By Michael Erman
NEW YORK (Reuters) – A top Bayer pharmaceutical executive said on Wednesday his group will continue slashing managerial jobs this year, planning cuts in Germany, Japan, the United Kingdom, Belgium and the Netherlands as part of the company’s internal reorganization.
The pharmaceutical unit has already cut around 40% of its managerial positions in the U.S. and has also implemented cuts in Canada, Mexico, Italy, Australia and the Nordic countries, Sebastian Guth, chief operating officer of Bayer Pharmaceuticals, said in an interview with Reuters.
Guth would not say exactly how many jobs the company has cut in those countries, but noted that “40% is sort of the range that we tend to see – some are a little lower and some are a little higher.”
“We’re not shooting for a specific number,” Guth said. “For an organization of our size, there’s just a lot of work that is being done that ultimately doesn’t add value to customers and products.”
According to Guth, the reorganization is already paying dividends.
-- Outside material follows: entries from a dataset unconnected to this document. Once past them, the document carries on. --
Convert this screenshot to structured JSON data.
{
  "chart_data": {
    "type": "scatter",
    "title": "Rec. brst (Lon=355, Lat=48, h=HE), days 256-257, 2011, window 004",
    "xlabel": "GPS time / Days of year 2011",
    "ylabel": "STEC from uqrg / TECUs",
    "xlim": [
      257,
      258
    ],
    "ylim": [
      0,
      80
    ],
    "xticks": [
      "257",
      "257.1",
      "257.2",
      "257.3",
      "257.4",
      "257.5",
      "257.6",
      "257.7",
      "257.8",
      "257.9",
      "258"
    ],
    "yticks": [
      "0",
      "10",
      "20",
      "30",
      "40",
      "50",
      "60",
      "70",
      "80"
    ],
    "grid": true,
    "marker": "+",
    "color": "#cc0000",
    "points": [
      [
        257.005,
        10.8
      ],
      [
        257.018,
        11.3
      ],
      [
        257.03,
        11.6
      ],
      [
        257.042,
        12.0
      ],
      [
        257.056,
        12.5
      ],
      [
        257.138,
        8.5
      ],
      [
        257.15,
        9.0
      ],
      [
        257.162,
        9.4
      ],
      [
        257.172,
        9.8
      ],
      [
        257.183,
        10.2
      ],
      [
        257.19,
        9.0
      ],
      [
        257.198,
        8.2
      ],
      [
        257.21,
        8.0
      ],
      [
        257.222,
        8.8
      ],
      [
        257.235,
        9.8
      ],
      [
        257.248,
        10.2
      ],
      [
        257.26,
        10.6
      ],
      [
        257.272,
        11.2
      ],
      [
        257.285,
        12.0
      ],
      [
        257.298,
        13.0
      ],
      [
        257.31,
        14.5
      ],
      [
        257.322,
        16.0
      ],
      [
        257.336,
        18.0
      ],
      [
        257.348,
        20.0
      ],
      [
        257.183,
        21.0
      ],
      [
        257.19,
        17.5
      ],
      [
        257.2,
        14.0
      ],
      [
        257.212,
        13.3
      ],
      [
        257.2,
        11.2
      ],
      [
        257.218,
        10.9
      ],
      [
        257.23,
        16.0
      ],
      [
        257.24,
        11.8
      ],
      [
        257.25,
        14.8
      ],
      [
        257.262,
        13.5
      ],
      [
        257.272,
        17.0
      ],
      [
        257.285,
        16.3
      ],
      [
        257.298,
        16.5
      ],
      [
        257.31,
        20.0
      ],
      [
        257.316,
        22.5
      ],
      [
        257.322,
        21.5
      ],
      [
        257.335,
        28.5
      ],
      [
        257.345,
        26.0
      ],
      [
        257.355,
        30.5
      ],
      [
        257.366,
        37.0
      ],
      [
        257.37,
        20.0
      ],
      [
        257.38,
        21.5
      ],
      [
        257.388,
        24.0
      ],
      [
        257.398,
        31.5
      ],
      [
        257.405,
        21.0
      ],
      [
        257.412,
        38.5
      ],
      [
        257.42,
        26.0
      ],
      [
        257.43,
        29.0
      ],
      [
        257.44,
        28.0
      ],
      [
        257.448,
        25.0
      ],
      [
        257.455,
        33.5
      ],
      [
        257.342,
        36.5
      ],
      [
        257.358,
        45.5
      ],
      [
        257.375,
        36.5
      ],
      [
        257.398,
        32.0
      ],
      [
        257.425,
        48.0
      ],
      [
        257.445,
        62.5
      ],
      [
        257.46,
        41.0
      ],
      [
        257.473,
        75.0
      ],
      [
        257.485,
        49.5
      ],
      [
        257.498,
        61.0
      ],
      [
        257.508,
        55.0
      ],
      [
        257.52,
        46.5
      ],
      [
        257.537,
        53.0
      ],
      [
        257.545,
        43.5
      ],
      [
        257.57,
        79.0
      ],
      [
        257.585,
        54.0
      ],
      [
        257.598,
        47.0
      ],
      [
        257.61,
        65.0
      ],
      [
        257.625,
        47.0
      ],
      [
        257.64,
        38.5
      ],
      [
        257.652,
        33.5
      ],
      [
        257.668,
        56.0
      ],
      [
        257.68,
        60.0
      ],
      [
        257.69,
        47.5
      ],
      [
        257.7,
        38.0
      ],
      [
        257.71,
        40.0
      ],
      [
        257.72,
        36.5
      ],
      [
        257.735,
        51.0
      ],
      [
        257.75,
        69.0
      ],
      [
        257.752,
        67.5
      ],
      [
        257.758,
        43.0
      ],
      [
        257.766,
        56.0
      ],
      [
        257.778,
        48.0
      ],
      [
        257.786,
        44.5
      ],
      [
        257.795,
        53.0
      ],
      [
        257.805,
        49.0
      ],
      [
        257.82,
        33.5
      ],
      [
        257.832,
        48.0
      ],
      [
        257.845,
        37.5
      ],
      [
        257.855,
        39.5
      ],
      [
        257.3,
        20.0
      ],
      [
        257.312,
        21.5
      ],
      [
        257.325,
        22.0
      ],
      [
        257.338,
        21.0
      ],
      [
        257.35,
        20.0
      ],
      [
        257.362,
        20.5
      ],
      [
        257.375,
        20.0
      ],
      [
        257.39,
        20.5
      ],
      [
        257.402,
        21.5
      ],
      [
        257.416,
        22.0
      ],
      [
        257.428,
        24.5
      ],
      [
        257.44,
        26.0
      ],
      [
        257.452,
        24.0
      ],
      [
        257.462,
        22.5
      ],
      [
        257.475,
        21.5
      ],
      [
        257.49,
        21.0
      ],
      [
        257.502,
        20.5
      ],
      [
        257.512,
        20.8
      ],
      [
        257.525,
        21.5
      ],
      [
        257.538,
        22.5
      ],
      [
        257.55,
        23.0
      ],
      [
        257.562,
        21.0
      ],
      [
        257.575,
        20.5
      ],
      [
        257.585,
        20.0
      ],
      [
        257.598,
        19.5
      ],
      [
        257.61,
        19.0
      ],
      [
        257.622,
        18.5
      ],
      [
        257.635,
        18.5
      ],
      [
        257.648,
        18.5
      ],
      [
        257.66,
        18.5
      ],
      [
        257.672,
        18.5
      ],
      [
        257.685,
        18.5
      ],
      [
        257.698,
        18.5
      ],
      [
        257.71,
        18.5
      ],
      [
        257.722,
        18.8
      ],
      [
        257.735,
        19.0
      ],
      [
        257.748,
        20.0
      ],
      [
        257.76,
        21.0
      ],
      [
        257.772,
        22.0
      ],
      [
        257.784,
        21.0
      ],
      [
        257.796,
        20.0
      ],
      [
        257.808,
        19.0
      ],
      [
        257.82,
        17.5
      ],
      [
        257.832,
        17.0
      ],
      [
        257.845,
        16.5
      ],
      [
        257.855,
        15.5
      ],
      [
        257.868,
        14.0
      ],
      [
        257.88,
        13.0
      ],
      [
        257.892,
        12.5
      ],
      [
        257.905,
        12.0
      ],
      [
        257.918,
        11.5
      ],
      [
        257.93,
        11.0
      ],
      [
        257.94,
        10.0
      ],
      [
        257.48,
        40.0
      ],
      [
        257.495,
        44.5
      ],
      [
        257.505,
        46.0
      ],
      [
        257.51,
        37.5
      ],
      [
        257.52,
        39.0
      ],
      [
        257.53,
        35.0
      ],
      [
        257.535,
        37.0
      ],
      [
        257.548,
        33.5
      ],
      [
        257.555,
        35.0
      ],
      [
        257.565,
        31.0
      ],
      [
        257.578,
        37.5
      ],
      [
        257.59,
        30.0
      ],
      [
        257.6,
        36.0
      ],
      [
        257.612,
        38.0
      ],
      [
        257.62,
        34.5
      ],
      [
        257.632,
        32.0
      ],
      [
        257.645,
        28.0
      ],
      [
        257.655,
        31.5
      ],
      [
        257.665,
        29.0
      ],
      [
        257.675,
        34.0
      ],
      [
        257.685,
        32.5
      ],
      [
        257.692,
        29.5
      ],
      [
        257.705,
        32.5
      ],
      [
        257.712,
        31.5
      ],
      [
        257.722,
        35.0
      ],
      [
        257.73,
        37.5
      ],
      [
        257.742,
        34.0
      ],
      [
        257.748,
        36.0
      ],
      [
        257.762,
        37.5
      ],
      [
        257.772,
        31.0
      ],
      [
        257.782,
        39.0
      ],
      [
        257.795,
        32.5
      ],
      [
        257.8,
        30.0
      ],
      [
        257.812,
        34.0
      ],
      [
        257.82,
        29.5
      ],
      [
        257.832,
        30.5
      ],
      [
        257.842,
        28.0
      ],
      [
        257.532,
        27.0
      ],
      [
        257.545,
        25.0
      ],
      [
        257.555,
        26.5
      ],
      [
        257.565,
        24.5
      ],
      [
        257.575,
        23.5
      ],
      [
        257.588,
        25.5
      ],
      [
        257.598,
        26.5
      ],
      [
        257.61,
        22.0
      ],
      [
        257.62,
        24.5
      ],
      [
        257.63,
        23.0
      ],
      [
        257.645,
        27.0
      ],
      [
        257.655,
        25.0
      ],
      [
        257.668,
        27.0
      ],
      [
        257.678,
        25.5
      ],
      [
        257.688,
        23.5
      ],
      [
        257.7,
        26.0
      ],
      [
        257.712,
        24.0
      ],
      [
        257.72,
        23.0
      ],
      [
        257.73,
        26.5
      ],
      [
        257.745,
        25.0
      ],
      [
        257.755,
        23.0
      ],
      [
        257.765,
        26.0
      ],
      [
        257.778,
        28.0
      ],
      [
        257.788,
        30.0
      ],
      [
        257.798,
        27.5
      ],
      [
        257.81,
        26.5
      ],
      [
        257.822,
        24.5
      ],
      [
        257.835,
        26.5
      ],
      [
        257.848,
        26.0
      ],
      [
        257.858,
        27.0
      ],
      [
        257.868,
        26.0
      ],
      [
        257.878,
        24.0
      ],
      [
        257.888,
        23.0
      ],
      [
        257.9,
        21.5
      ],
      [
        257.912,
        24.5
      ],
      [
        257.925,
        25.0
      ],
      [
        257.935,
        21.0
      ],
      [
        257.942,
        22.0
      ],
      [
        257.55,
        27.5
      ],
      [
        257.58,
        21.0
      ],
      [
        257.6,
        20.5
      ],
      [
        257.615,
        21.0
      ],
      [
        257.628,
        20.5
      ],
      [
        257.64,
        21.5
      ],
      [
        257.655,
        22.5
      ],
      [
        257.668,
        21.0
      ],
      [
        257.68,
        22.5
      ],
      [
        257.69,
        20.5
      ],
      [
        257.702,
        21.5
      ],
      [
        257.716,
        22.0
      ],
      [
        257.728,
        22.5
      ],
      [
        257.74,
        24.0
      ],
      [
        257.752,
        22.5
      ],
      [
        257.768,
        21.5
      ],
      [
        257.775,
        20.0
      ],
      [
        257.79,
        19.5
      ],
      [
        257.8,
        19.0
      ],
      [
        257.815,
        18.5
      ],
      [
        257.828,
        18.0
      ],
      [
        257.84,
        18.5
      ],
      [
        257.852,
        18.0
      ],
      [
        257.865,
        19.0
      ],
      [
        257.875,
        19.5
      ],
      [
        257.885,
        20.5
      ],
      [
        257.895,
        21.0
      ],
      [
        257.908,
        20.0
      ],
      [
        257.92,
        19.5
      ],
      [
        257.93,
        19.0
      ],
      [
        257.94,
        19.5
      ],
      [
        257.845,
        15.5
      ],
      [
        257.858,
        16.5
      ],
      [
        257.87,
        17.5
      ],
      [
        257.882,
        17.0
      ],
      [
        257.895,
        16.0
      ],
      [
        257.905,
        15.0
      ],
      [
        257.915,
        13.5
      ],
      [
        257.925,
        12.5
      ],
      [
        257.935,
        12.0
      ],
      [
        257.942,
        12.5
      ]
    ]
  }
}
For example, the company was able to shave off around a year from its timeline for filing for regulatory approval for its higher dose formulation of its macular degeneration treatment Eylea in Europe.
Regeneron, which sells Eylea in the U.S., received approval for a high-dose version of the drug last year.
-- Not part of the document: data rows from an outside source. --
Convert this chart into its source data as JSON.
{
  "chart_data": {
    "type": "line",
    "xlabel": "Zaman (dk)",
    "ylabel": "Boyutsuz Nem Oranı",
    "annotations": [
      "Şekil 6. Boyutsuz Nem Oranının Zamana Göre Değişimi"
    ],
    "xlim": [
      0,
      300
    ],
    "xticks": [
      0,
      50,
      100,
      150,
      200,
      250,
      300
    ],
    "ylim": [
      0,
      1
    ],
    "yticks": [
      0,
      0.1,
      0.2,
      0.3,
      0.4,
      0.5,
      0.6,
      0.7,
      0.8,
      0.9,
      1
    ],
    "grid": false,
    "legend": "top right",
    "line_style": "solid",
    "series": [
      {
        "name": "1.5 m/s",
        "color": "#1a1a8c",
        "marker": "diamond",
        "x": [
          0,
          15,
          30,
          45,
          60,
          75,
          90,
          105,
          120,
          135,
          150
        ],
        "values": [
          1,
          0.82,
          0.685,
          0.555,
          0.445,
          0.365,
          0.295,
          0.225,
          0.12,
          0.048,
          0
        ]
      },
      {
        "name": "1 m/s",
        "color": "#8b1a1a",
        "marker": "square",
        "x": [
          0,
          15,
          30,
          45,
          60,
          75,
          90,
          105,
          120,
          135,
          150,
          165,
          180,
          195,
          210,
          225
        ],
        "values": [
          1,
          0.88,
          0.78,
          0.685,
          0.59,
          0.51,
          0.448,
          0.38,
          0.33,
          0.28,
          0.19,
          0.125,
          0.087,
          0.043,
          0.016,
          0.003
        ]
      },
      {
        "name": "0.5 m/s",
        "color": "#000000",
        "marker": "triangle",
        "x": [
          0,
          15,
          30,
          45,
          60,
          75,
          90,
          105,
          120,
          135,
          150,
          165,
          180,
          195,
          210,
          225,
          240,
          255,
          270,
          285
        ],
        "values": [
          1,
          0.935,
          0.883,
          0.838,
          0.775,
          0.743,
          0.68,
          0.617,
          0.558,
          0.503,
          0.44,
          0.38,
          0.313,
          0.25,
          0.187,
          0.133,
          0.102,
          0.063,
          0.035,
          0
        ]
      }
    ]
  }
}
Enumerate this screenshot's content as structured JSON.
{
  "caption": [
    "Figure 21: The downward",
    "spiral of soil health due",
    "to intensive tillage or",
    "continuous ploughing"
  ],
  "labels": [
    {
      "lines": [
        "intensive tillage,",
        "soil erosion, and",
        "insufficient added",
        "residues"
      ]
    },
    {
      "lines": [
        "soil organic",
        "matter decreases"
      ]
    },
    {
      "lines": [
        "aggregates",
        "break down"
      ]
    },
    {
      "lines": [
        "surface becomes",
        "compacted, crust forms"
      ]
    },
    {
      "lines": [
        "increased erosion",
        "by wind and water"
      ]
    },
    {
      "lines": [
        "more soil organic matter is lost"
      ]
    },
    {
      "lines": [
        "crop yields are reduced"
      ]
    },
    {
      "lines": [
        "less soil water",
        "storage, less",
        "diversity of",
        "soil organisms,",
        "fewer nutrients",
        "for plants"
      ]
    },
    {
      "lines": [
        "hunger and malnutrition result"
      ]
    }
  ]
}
Bill Anderson, who became Bayer’s CEO in June 2023, announced cuts to management late last year. He has had a tumultuous start, with a continued wave of litigation about an alleged cancer-causing effect of weedkiller glyphosate and a major setback in drug development late last year.
Anderson said in March that he would suspend for up to three years any preparations to break apart the German maker of pharmaceuticals, crop protection products and consumer health remedies.